Their supporting cast features low-key acquisitions like Sammy Long, Zack Littell, Jimmie Sherfy, LaMonte Wade Jr., Alex Dickerson and Thairo Estrada. The bullpen includes Cardinals castoffs Dominic Leone and John Brebbia.
The Giants soldiered on despite infielders Evan Longoria, Brandon Belt and Tommy La Stella being shelved by long-term injuries.
“It’s always nice to prove people wrong,” Crawford told USA Today. “I thought we were going to surprise teams, but I don’t know if I had us winning the most games in baseball.”
The Giants have adjusted, improved and outperformed the projection models.
“I just don’t get caught up in trying to compete against a projection,” Giants manager Gabe Kapler said on video call with reporters. “We have players on the other side and teams on the other side that are trying to beat us every night. I think it makes much more sense to try to plan for that and create opportunities for our players to beat the other team and not to get caught up in expectations.”
He is a preparation freak who stays after his players to keep them on point. The Giants field staff is squeezing more from this group than most anybody anticipated.
“The staff deserves a lot of credit,” Posey recently observed. “They’re extremely prepared every day. And our hitting coaches, it’s not a one-size-fits-all program, but they’re able to mesh that philosophy with the overall approach to each game.”
That’s certainly not the vibe the Cardinals projected in recent weeks as their collective offensive slump worsened.
Kapler’s success in San Francisco must be puzzling to Philadelphia Phillies fans, given his rocky two-year term as manager there. While his management style did not work with that big-budget roster — and that’s putting it politely — it has clicked with the Giants’ mish-mash roster.
‘A long way to go’
“In spring training there was a lot of conversations amongst our players,” Kapler said. “They really do set the tone with expectation setting. We’re here to support their mission, and our players said that their goal was to win the National League West.

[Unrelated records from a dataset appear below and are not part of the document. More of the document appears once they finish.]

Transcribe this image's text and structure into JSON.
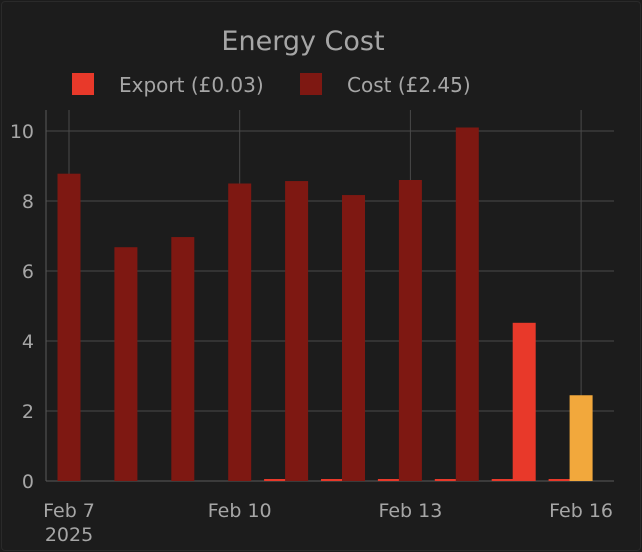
{
  "chart_data": {
    "type": "bar",
    "title": "Energy Cost",
    "x": [
      "2025-02-07",
      "2025-02-08",
      "2025-02-09",
      "2025-02-10",
      "2025-02-11",
      "2025-02-12",
      "2025-02-13",
      "2025-02-14",
      "2025-02-15",
      "2025-02-16"
    ],
    "x_tick_labels": [
      {
        "date": "2025-02-07",
        "label": "Feb 7",
        "sublabel": "2025"
      },
      {
        "date": "2025-02-10",
        "label": "Feb 10",
        "sublabel": ""
      },
      {
        "date": "2025-02-13",
        "label": "Feb 13",
        "sublabel": ""
      },
      {
        "date": "2025-02-16",
        "label": "Feb 16",
        "sublabel": ""
      }
    ],
    "y_ticks": [
      0,
      2,
      4,
      6,
      8,
      10
    ],
    "ylim": [
      0,
      10.6
    ],
    "grid": true,
    "legend_position": "top",
    "series": [
      {
        "name": "Export (£0.03)",
        "color": "#e8392a",
        "values": [
          0,
          0,
          0,
          0,
          0.03,
          0.03,
          0.03,
          0.03,
          0.03,
          0.03
        ]
      },
      {
        "name": "Cost (£2.45)",
        "color": "#7e1812",
        "values": [
          8.78,
          6.68,
          6.97,
          8.5,
          8.57,
          8.17,
          8.6,
          10.1,
          4.52,
          2.45
        ],
        "point_colors": [
          "#7e1812",
          "#7e1812",
          "#7e1812",
          "#7e1812",
          "#7e1812",
          "#7e1812",
          "#7e1812",
          "#7e1812",
          "#e8392a",
          "#f2a83c"
        ]
      }
    ]
  }
}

“So what we did that point is we work on processes to help our club be in a position to have a chance to do that when we get near the finish line. Right now we’re halfway there. We’ve got a long way to go. But obviously, we feel good about the position that we’re in and we feel like we have a chance to accomplish that.”
This turnaround seemed to come out of nowhere. The Giants suffered four straight losing seasons since their last postseason appearance.
The franchise fell into a holding pattern after winning three making four postseason trips and winning three World Series in seven years.
The Giants weren’t great at drafting and development. They refused to travel the tank-and-rebuild route, given their excellent fan support in their spectacular ballpark.
So the baseball operation was just sort of meandering until Zaidi hired on from the Los Angeles Dodgers and began utilizing the skills he honed with the low-budget, barrel-scraping Oakland Athletics.
The Giants are proving that a front office can retool a roster on the fly and find valuable depth in baseball’s crevices. They proved that aggressive mindsets at the plate, on the mound and in the field can elevate an unheralded group.
They proved that veterans can be revived, injuries can be overcome and negative expectations can be defied.
The Giants may not sustain this winning pace with their tougher second-half schedule, but a wild-card berth seems within reach.
Meanwhile, the Cardinals, who are battling just to get back to .500, should take notes this week on all of this.